Avec mon éditeur, si je veux en profiter aussi, je devrais coder
l'interface avec le service.
Puisque de plus en plus de plateformes de développement offrent
des APIs pour accéder à leurs fonctionnalités depuis d'autres outils,
il est probable que les éditeurs les plus populaires se verront dotés
les plus rapidement des accès à ces nouveaux services.
Par ailleurs, si je voulais profiter de Floobits pour coder avec quelqu'un
qui utilise déjà l'un des trois éditeurs supportés, je devrais moi aussi
utiliser l'un de ces éditeurs, ou bien coder l'interface avec ce service
dans mon éditeur.
L'éditeur, qui auparavant était un outil très personnel et qui communiquait
relativement peu, devient de plus en plus connecté lui aussi.

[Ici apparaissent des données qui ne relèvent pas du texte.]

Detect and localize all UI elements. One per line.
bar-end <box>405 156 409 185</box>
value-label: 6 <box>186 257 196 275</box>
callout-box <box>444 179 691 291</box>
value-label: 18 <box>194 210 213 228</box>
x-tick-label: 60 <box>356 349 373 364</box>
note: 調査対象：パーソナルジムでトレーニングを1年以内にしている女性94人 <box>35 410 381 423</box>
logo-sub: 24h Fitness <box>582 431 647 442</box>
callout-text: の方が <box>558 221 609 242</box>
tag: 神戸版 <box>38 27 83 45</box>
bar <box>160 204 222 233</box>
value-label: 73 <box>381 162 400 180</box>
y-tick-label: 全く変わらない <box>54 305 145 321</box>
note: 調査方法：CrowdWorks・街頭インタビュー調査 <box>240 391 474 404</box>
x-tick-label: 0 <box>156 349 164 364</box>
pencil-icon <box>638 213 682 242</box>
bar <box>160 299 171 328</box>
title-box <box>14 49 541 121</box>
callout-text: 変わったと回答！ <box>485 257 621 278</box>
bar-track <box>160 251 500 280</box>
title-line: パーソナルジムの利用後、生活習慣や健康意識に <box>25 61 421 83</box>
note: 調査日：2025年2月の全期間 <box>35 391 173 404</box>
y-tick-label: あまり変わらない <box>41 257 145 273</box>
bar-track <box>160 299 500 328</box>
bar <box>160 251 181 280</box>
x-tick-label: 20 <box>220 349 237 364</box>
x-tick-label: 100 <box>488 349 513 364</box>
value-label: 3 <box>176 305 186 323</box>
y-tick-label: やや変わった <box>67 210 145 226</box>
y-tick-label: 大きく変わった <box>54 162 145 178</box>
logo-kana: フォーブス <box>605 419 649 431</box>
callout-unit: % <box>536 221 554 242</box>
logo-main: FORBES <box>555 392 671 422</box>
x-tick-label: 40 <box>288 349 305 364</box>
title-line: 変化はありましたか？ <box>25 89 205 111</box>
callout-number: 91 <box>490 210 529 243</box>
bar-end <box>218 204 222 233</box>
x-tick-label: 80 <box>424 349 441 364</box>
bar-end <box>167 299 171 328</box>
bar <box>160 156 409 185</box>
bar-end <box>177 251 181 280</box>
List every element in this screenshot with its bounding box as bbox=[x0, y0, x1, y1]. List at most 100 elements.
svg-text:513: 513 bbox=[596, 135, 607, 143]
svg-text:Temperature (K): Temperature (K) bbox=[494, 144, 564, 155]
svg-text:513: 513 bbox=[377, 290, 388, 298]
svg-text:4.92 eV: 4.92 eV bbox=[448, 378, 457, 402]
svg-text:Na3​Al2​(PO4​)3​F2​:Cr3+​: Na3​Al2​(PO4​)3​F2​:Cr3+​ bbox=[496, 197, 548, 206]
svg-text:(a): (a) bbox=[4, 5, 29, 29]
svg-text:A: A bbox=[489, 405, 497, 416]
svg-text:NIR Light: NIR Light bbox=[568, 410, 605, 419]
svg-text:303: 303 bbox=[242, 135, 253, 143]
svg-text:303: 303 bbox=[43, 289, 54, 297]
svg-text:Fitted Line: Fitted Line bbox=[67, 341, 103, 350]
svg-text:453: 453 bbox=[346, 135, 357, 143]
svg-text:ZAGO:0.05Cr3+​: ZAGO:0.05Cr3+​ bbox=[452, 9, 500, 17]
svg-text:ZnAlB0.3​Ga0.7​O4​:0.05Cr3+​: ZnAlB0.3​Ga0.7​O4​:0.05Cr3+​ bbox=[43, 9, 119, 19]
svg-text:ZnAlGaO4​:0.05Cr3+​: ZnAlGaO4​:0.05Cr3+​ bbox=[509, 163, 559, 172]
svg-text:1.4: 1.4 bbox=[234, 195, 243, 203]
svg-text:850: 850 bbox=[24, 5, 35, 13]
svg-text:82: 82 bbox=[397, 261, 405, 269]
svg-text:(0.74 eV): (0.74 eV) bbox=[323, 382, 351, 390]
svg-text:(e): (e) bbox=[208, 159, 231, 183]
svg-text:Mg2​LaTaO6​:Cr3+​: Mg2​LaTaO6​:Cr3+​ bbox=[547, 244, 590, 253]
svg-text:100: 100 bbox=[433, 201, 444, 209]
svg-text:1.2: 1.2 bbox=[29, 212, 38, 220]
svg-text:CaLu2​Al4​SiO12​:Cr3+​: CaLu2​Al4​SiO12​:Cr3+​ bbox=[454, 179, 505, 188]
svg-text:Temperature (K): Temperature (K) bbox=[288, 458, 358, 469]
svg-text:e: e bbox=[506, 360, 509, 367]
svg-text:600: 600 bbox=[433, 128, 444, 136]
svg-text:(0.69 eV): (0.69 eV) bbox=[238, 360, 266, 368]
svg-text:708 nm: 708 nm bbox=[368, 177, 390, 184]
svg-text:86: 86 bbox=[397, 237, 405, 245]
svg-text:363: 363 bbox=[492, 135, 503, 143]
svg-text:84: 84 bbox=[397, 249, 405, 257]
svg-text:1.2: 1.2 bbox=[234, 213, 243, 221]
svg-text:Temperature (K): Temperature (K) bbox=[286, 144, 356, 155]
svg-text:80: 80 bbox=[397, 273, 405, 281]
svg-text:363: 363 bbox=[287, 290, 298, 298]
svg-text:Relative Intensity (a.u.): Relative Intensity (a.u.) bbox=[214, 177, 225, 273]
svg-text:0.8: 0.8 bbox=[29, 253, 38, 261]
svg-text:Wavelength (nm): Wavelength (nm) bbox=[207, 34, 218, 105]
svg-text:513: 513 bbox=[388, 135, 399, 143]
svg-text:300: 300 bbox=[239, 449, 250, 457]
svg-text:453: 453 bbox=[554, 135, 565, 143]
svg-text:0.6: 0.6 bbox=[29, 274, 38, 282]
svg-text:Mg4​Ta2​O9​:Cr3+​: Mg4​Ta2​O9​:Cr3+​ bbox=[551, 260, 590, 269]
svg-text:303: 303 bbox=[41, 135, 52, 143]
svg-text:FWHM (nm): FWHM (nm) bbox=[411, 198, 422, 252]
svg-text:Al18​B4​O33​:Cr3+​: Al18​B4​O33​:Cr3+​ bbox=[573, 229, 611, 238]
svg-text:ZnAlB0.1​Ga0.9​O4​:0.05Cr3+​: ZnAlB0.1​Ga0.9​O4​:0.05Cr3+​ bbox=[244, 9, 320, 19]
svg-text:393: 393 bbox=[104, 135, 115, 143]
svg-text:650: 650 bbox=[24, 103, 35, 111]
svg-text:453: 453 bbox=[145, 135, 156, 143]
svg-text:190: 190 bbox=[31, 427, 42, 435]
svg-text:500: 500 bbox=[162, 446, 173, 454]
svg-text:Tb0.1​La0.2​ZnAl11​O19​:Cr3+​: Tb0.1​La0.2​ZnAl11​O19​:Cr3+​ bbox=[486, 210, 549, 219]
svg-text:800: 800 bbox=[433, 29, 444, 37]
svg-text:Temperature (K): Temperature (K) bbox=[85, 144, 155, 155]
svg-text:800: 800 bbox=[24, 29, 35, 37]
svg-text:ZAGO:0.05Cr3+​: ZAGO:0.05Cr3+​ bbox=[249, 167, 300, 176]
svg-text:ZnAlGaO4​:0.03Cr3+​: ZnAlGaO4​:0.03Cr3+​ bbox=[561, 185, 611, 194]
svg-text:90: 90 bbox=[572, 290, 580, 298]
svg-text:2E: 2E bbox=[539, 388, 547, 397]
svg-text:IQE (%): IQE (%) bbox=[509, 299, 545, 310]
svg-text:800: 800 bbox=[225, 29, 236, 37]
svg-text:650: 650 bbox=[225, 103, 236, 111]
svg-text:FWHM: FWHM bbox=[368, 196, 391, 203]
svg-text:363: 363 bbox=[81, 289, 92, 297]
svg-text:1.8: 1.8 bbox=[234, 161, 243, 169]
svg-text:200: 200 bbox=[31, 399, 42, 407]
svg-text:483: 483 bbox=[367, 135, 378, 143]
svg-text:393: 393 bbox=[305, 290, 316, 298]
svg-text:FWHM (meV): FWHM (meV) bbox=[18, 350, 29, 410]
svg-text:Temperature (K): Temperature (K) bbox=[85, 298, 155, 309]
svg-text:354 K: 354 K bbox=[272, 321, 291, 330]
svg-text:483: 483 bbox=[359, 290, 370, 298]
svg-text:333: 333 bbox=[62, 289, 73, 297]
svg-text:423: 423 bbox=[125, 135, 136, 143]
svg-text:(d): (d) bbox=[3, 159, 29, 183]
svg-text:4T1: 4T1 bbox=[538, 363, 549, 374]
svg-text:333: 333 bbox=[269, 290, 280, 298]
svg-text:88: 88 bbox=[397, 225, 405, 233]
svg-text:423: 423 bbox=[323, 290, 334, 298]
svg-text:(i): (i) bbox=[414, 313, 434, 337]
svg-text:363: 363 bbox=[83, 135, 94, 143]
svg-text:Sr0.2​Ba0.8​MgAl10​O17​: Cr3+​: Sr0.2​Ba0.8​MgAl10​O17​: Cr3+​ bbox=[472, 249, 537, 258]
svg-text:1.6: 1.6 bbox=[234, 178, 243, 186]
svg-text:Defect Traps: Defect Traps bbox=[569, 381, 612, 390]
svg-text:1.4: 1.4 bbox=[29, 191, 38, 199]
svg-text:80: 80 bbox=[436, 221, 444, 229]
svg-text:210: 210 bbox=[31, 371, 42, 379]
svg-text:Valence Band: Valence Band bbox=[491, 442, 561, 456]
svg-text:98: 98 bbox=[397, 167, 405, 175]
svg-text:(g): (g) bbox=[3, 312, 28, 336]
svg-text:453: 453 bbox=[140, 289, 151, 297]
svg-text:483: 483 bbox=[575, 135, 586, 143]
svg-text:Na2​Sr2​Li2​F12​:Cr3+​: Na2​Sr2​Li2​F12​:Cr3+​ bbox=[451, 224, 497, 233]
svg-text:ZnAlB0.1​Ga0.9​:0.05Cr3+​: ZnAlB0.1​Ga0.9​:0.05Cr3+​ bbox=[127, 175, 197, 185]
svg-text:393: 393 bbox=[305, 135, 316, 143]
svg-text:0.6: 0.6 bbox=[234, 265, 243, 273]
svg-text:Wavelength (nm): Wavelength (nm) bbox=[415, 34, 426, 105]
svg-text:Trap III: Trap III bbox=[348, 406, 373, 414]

La liaison
avec le gestionnaire de versions du code était déjà une fonctionnalité
discriminante pour certains1.
J'ai alors le choix: rejoindre la communauté des utilisateurs des éditeurs
que l'on pourrait qualifier de "standards" et profiter immédiatement de
toutes les fonctionnalités présentes et à venir ou bien continuer d'utiliser
mon éditeur, moins puissant mais sur mesure, et que j'ai la capacité d'adapter
à mes besoins.
Autrement dit, je peux dépendre encore un peu plus des choix
faits par d'autres, déléguer, en quelque sorte abandonner (une partie de)
ma souveraineté. Dans ce cas je me retrouve appartenir à une communauté,
et j'en suivrai le mouvement tant qu'il est supportable pour moi.
D'un autre côté, je peux garder la maîtrise de mon outil, savoir ce qu'il
fait, et peut-être surtout comment il le fait. Dans ce cas, j'ai le risque
de m'exclure des possibilités offertes par les nouveaux services, et donc
d'être exclu des pratiques de mes pairs, donc au final exclu de la communauté.
On pourrait me répondre que j'ai aussi la possibilité de prendre le temps
d'apprendre pour pouvoir développer et intervenir sur le code d'un éditeur
soutenu par une commuanuté dynamique, voire même faire un fork et le synchroniser
régulièrement pour profiter des améliorations faites dans la branche originale.
En effet. Mais si j'ai le temps de faire cela, alors j'ai aussi le temps
de le faire dans mon propre éditeur. Et synchroniser régulièrement un
fork ne met pas à l'abri de modifications par d'autres impactant mes propres
réalisations et les remettant potentiellement en cause, ou entraînant un lourd
travail d'adaptation. Il faut toujours composer avec la forme que les idées
des auteurs donnent au logiciel.
Bref, la tentation est revenue. J'y ai encore résisté.
Ai-je raison ou tort ? La réponse à cette question dépend de comment on
envisage son métier par rapport aux impératifs de rapidité et d'efficacité
ambiants.
La rapidité, l'efficacité ne se mesurent pas tout simplement en temps
passé pour implémenter une fonctionnalité. Il faudrait pouvoir connaître
l'impact de l'éditeur utilisé sur la forme du code produit, forme
qui impacte l'avenir du logiciel. Par exemple, un éditeur avec moult
fonctionnalités pour générer des parties du code a sûrement
un impact sur ma façon de penser, d'appréhender un problème et la façon
la plus "efficace" d'implémenter sa résolution.
Maîtriser mon éditeur, c'est aussi maîtriser ma façon de travailler,
pouvoir adapter mon outil à ma façon de penser, à mon rythme.
Je ne suis pas encore prêt à lâcher prise.